前回にも少しお話をしましたが、”どの国が好きか”という比較論ではなく、日本には誇るべき個性と美があり、海外の国々もやはりそれぞれにそれらを持っており、決して優柔不断などではなく、私にとってはやはり「どちらも良い」のです。
“国”を描こうとしているわけでもありませんし、好き嫌いや優劣の感情もありません。私は常に、その地方や地域に根ざした「人々の暮らしや営みの一瞬」を通して胸に去来したものを、描きたいと思っているのです。

さて、少々別角度からのお話になってしまいますが・・・

今から20年程前のヨーロッパ諸都市の街並みの様子を思い出しますと、それぞれに現在は随分印象が変わったように思います。
歴史的な建造物や大きな部分での風景は変わらないのですが、小さな建物や店舗・カフェなどは、時代と共に大きく様変わりしてきています。
特にECの成立は、加盟国同士の交流・物流の隆盛もあって、大きな節目だったように思えます。
勿論、いずれも悪いことではないのですが・・・。
例えば、ロンドンや英国のちょとした街では以前、いわゆる”お茶をする”時は、ティーショップやパブに立寄ったものですが、昨今では外資系のコーヒー専門ショップ的な店が随分目に付くようになりましたし、パリでは日本食レストラン(日本人以外の営む店が多く驚きです)が急激に増え、ややもすると、描きたいと思うアングルの中に東洋的な店先が入ってくることもあります。

今はまだ大きな都市だけですが、色々な国の街が少しづつ似てきていることに寂しさを感じています。
今後も、利便性が優位に立つにつれ、世界中の街がどんどん個性を無くしてゆくように思えてなりません。
勿論、文化というものは生き物ですし、便利な生活が実現してゆくことは良いことだということも理解しているのですが、万が一この傾向が進みに進み、グローバルなスタンダード上のひとつの”完成型都市”になっていくとしたら・・・などと考えると、わざわざ旅をして訪ねる楽しみすら無くなってしまうのでは? と、少々オーバーに考えたりもしてしまいます。
人間だって、一人一人個性があるからこその存在であって、皆が似通った外観と考え方になったとしたら、ちょっと怖いのと同じ理由なのでしょう。
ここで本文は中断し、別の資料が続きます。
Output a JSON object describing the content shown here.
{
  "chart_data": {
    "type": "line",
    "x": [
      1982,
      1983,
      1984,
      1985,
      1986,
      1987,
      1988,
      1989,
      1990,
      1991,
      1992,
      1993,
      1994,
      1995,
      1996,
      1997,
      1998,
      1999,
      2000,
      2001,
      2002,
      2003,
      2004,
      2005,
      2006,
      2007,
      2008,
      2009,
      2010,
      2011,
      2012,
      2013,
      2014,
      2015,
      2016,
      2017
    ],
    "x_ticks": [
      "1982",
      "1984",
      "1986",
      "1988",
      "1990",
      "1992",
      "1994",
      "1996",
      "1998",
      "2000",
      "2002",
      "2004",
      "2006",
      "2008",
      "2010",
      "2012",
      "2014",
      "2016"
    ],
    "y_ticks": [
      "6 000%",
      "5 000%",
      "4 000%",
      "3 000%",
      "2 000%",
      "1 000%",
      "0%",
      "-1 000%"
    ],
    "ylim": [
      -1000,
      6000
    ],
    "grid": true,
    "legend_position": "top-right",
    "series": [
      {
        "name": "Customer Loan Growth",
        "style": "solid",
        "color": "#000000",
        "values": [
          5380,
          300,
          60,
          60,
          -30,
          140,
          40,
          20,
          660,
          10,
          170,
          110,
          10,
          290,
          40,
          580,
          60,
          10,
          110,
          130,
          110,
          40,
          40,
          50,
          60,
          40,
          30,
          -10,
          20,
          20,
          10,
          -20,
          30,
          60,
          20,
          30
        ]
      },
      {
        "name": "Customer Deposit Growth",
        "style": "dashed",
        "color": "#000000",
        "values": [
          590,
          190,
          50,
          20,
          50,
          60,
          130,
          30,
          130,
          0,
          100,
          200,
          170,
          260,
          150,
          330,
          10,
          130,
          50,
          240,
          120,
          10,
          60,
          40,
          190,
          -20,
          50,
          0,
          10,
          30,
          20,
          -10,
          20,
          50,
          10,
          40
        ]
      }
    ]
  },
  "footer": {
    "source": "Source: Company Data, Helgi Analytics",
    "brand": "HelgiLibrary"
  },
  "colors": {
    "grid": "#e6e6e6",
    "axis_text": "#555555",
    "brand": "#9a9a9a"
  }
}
また、国際化が物凄いスピードで進む現代だからこそ、国や地方それぞれが、独自の個性と誇り(=伝統)を大切にしてほしいと、心から願って止みません。
地球温暖化に突入する前の、まだスピード優先社会ではなかった時代にあっても、人々は幸せを感じて暮らしていたわけですから、そんなことも忘れないようにしたいものですね。
なんだか、くどい文章になってきて、自分でも言いたいことがわからなくなってきてしまいました。
質問にお答えしていたつもりが、久しぶりに硬い話になって・・・(汗)。

今後も、日本と海外、双方それぞれの良さを分け隔てることなく、私なりの観点で描いてゆきたいと思っています。